The Traditional Wedding Recessional

When the wedding ceremony is over, it’s time for the recession that marks the exit of the bride, groom and the bridal party down the aisle. However, a recession is not only a Tradition – it also ensures that everyone, including guests, can leave this part of the wedding in an orderly and not gratuitous way. During your rehearsal, practice the recession so that everyone knows when it’s time to leave. Although it is not as emotional as the procession, it is still part of the wedding ceremony and must be done correctly. Here’s what you need to know about two different traditional commands.

It is important to note that these are simply the traditional recession orders. If there is a setup that makes more sense for your wedding, feel free to do so! This is your wedding, and you should follow only those traditions that correspond to your day.

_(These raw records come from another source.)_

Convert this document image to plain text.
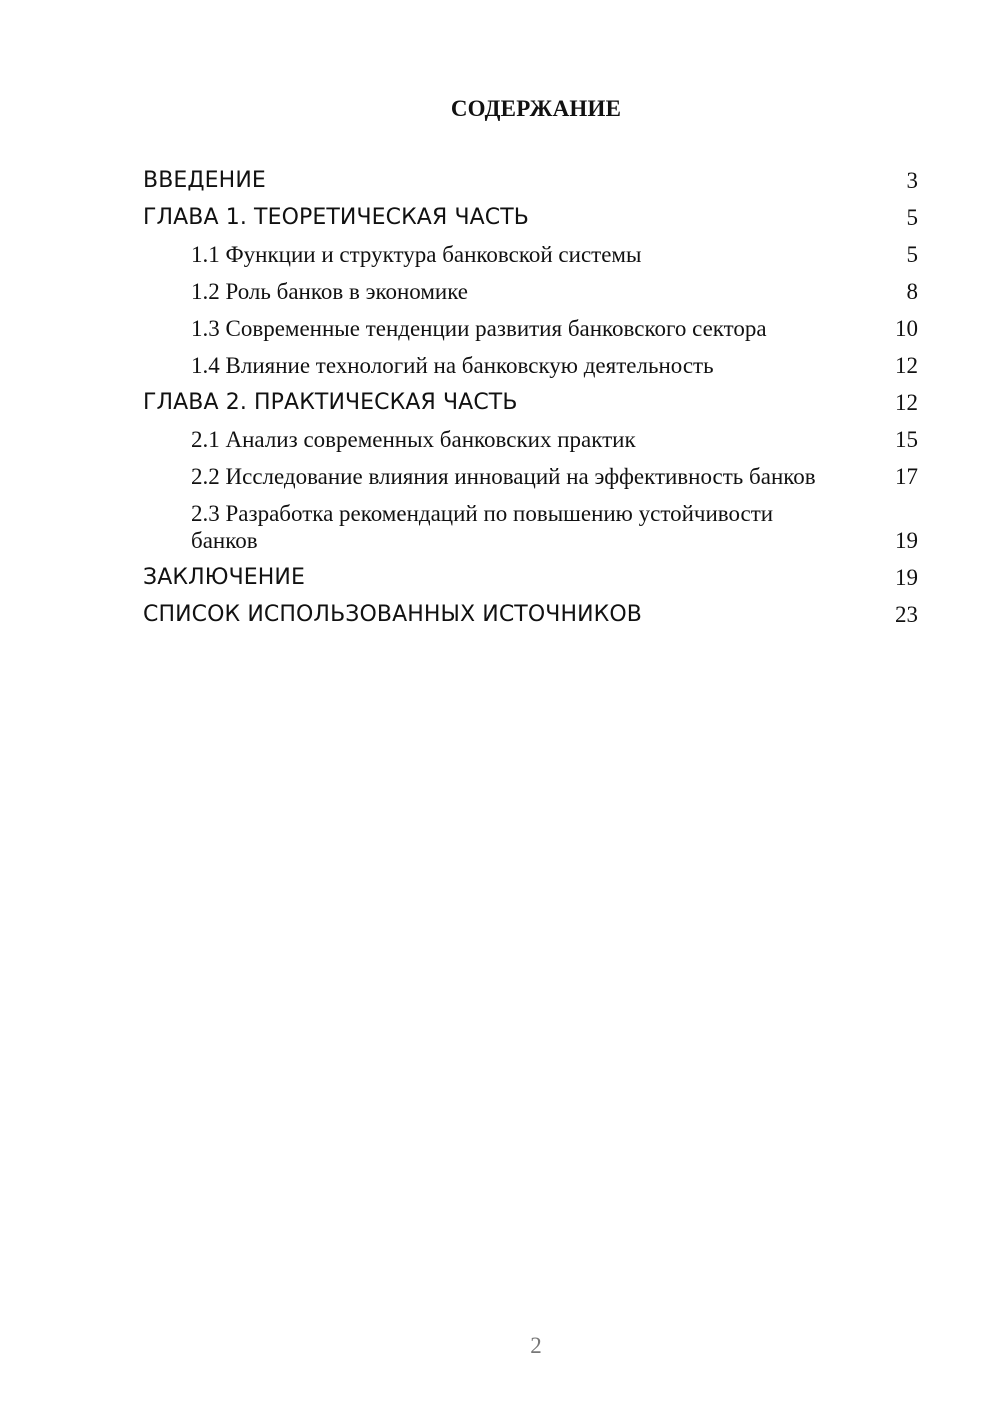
СОДЕРЖАНИЕ
ВВЕДЕНИЕ	3
ГЛАВА 1. ТЕОРЕТИЧЕСКАЯ ЧАСТЬ	5
1.1 Функции и структура банковской системы	5
1.2 Роль банков в экономике	8
1.3 Современные тенденции развития банковского сектора	10
1.4 Влияние технологий на банковскую деятельность	12
ГЛАВА 2. ПРАКТИЧЕСКАЯ ЧАСТЬ	12
2.1 Анализ современных банковских практик	15
2.2 Исследование влияния инноваций на эффективность банков	17
2.3 Разработка рекомендаций по повышению устойчивости банков	19
ЗАКЛЮЧЕНИЕ	19
СПИСОК ИСПОЛЬЗОВАННЫХ ИСТОЧНИКОВ	23
2
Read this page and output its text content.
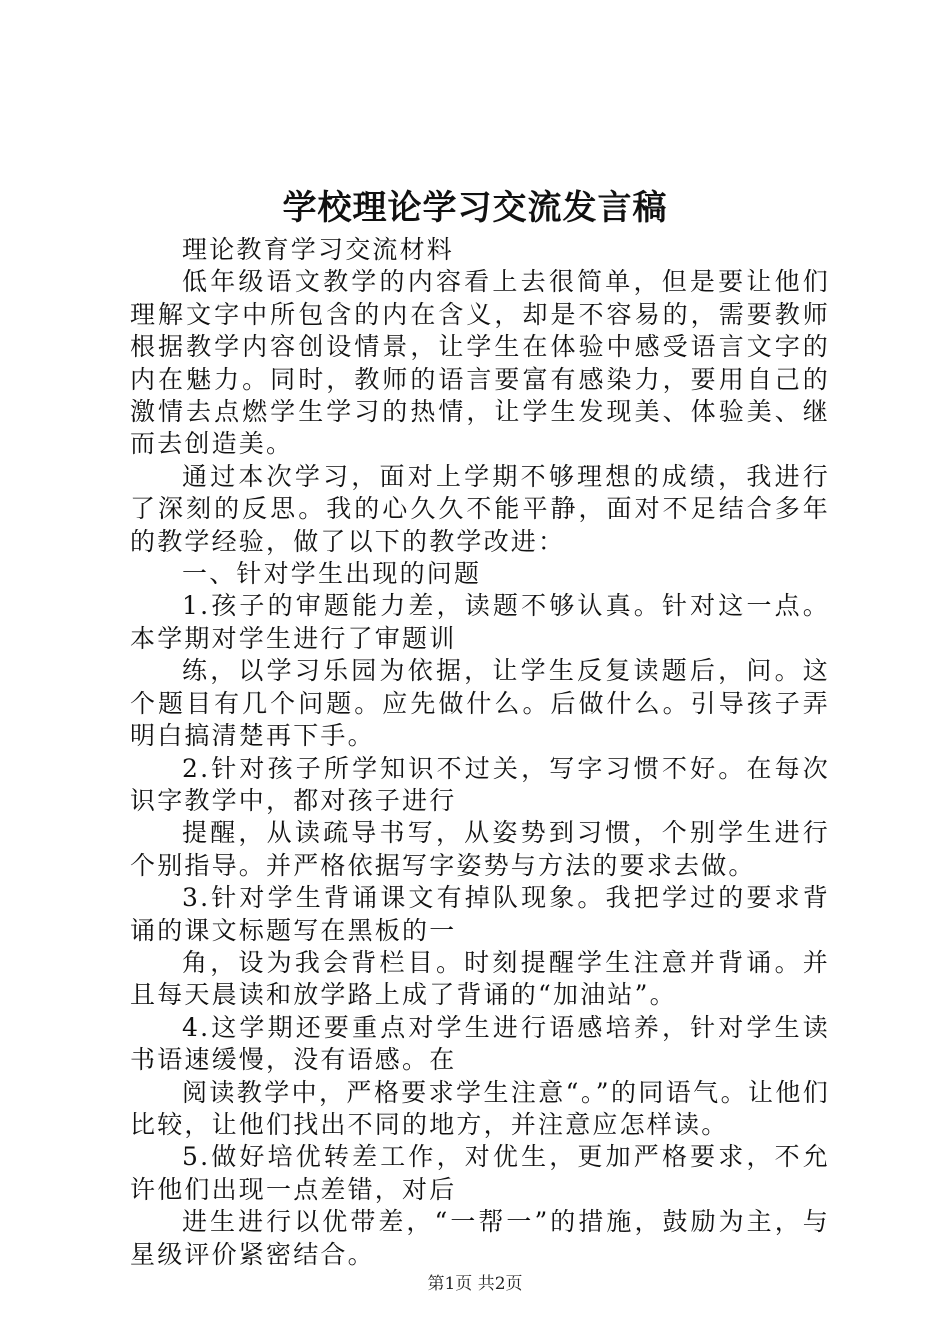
学校理论学习交流发言稿

理论教育学习交流材料

低年级语文教学的内容看上去很简单，但是要让他们理解文字中所包含的内在含义，却是不容易的，需要教师根据教学内容创设情景，让学生在体验中感受语言文字的内在魅力。同时，教师的语言要富有感染力，要用自己的激情去点燃学生学习的热情，让学生发现美、体验美、继而去创造美。

通过本次学习，面对上学期不够理想的成绩，我进行了深刻的反思。我的心久久不能平静，面对不足结合多年的教学经验，做了以下的教学改进：

一、针对学生出现的问题

1.孩子的审题能力差，读题不够认真。针对这一点。本学期对学生进行了审题训

练，以学习乐园为依据，让学生反复读题后，问。这个题目有几个问题。应先做什么。后做什么。引导孩子弄明白搞清楚再下手。

2.针对孩子所学知识不过关，写字习惯不好。在每次识字教学中，都对孩子进行

提醒，从读疏导书写，从姿势到习惯，个别学生进行个别指导。并严格依据写字姿势与方法的要求去做。

3.针对学生背诵课文有掉队现象。我把学过的要求背诵的课文标题写在黑板的一

角，设为我会背栏目。时刻提醒学生注意并背诵。并且每天晨读和放学路上成了背诵的“加油站”。

4.这学期还要重点对学生进行语感培养，针对学生读书语速缓慢，没有语感。在

阅读教学中，严格要求学生注意“。”的同语气。让他们比较，让他们找出不同的地方，并注意应怎样读。

5.做好培优转差工作，对优生，更加严格要求，不允许他们出现一点差错，对后

进生进行以优带差，“一帮一”的措施，鼓励为主，与星级评价紧密结合。

第1页 共2页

Welcome to the Christian ceremony

When the musicians begin the festive music of the recession, the bride and groom turn around, arms or hands connect, and walk up the aisle at a normal pace. The rest of the wedding party follows them, also in pairs, with the women on the men’s right arms. The florist and the ring bearer (if they stayed at the altar during the ceremony) come first (if there is only one or the other, he or she can walk alone), then the bridesmaid and the best man, then the bridesmaids and the groomsmen. Once the bridal party has left the venue, it’s time for the immediate families to leave, usually led by the parents of the bride and groom. After they are all gone, the guests leave.

Recession, at a Jewish Ceremony

The newlyweds lead, followed by the bride’s parents, then by the groom’s parents, grandparents, the florist and ring bearer, the bridesmaid and best man, as well as the bridesmaids and groomsmen; all are arm in arm, with the women on the men’s left arms, followed by the guests. Immediately after the ceremony, the bride and groom often take 10 or 15 minutes to complete the symbolic completion of the wedding.

Leave a Reply

Your email address will not be published.